"There's a time for daring and there's a time for caution, and a wise man understands which is called for."
-John Keating, Dead Poets Society.
I want to dedicate my first entry to Robin Williams. I never was really an enthusiast and I barely even knew who he was. But through his films, I was given the great privilege to see and experience what he wanted to give to the world.
My biggest fear in life is to be average. Afraid that my life won't matter. Afraid that my life will fail to make a difference. It's funny and ironic to think this way yet inclined to do otherwise. I never really wanted to do anything extraordinary in my life, even the thought of being "great" at something is quick to make me retreat to the darkest place I regard: my comfort zone. And blogging? Crossed my mind, intentions seemed right, inspiration was not lacking, but fear is paralyzing.
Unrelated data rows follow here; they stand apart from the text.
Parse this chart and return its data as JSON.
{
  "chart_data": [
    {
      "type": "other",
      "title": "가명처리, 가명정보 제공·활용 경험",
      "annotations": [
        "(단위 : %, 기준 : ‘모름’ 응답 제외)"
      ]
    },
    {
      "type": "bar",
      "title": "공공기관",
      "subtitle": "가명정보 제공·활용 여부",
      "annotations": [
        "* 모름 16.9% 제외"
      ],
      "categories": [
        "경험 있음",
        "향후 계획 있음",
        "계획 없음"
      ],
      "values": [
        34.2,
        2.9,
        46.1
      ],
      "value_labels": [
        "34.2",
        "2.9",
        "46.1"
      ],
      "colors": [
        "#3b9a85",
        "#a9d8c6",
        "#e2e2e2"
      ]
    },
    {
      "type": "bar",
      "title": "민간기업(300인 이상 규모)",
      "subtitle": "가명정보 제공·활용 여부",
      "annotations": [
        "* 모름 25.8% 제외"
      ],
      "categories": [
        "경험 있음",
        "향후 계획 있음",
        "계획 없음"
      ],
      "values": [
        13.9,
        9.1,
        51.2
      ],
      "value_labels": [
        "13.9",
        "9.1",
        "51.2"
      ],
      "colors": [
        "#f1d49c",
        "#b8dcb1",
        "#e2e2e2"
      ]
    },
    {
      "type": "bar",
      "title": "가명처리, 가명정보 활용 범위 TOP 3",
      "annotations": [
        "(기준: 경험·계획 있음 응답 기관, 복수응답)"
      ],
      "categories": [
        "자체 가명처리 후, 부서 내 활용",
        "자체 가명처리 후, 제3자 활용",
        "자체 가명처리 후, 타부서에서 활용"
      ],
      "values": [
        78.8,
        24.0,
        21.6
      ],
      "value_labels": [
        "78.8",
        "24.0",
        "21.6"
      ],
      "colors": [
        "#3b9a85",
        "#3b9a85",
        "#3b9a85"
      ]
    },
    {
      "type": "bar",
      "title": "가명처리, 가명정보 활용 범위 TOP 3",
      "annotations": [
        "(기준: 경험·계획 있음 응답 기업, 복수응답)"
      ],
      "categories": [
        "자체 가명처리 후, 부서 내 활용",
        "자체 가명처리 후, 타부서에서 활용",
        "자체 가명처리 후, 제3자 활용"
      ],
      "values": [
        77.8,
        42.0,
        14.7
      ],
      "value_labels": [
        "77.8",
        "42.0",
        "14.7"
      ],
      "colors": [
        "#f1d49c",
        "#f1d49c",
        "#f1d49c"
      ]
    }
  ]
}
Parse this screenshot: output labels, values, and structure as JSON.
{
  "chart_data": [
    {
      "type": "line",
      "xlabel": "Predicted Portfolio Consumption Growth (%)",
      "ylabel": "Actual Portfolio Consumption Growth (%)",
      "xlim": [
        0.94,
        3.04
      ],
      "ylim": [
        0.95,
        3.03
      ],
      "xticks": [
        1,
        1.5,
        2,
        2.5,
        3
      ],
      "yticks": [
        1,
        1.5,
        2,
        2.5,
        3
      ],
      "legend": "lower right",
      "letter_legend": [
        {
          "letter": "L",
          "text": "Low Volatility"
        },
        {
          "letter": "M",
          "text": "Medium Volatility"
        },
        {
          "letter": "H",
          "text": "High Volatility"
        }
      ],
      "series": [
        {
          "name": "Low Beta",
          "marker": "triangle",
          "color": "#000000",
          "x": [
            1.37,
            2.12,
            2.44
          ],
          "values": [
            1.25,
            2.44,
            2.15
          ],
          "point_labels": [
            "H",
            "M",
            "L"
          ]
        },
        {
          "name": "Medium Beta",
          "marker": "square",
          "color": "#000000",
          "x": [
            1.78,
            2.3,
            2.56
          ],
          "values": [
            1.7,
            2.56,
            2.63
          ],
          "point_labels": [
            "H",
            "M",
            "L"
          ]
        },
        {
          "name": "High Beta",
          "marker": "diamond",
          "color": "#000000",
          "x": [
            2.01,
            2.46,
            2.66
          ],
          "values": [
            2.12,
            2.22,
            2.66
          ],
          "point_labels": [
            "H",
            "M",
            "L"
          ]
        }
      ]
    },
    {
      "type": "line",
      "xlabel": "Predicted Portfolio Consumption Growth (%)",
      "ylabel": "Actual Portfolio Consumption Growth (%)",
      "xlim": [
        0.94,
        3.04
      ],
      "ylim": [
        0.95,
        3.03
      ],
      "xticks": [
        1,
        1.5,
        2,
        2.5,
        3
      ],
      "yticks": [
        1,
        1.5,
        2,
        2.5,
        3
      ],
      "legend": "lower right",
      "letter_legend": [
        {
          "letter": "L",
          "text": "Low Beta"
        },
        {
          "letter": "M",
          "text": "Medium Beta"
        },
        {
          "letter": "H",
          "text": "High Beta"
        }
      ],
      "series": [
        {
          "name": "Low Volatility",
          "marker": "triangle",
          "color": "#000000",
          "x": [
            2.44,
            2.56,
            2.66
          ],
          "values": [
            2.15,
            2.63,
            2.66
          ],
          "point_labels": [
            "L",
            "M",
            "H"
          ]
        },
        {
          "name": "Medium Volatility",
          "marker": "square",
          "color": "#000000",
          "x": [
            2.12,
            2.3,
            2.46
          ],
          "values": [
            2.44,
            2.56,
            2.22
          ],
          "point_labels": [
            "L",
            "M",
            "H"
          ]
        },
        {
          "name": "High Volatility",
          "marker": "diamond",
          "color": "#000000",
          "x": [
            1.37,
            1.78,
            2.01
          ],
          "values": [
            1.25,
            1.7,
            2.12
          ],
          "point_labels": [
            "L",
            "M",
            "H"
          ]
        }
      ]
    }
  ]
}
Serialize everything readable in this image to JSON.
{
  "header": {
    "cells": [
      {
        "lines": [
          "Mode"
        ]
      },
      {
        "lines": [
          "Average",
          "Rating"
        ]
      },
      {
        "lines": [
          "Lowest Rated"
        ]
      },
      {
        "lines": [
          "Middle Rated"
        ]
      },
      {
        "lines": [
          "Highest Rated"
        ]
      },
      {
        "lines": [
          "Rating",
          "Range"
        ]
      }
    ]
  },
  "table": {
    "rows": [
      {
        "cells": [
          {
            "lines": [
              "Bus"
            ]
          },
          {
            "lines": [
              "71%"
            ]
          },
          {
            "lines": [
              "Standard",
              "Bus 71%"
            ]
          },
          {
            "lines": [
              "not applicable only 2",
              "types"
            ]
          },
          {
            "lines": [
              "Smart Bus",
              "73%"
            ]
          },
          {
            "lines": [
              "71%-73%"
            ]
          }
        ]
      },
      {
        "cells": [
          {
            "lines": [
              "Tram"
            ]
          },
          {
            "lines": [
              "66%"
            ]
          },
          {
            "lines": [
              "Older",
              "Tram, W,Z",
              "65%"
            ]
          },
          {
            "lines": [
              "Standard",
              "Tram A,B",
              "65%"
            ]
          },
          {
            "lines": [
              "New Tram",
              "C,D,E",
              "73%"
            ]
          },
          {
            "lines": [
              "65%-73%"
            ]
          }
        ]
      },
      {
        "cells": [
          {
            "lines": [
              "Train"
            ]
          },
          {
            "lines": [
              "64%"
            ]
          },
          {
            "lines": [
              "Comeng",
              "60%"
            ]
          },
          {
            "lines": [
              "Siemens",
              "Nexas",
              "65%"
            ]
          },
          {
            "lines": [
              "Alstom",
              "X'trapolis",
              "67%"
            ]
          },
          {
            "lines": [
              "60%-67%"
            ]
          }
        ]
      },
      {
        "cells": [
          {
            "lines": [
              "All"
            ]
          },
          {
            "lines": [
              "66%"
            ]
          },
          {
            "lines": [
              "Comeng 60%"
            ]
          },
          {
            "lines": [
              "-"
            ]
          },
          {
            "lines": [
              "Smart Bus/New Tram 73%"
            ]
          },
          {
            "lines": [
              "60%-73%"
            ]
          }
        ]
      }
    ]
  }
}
I never really wanted or even dreamed of being a writer. I presumed that pouring a lot of yourself into something such as writing is more of an act of vanity rather than an endeavor. I was led to believe that those who pursue greatness only wanted to do great things because they assumed something in return, which is prominence. Don't get me wrong, I am not against people who strive for greatness, striving itself is considered great. What pestered me is having to know and face the fact that not all who pursue greatness have the right intentions.
So why am I doing this? Believe me, it's a question that will never go away but at the same time it's also a question that reaffirms my intentions. Ernest Hemingway once said, all he wanted to do was write one true sentence. It just so happened that I also share his ambition.
Though I haven't dreamed of becoming a famous writer, I did dream of creating important work. Create something that connects to people and help them as they suffer through the human condition. But as authentic as my intentions are in doing this, I am sadly aware that not all will embrace what I have to impart. But what I do have is hope, that someday, you will see the reason why an average joe seized an opportunity to try and make a difference even in the smallest way he possibly can. And to those who choose to support my advocacy, thank you, because you, in return, fuel my aspiration. Because to be honest, I want to reach an audience.
As what you are already aware of, I am also a fellow human being. I've already had my fair share of mistakes done and I know that I will continue to make more. I'm not really eager to commit mistakes but I am eager to learn from them. And as I journey, I could only hope for you to join me towards seizing each and every single day. Every struggle, every experience, every change, and every opportunity for growth.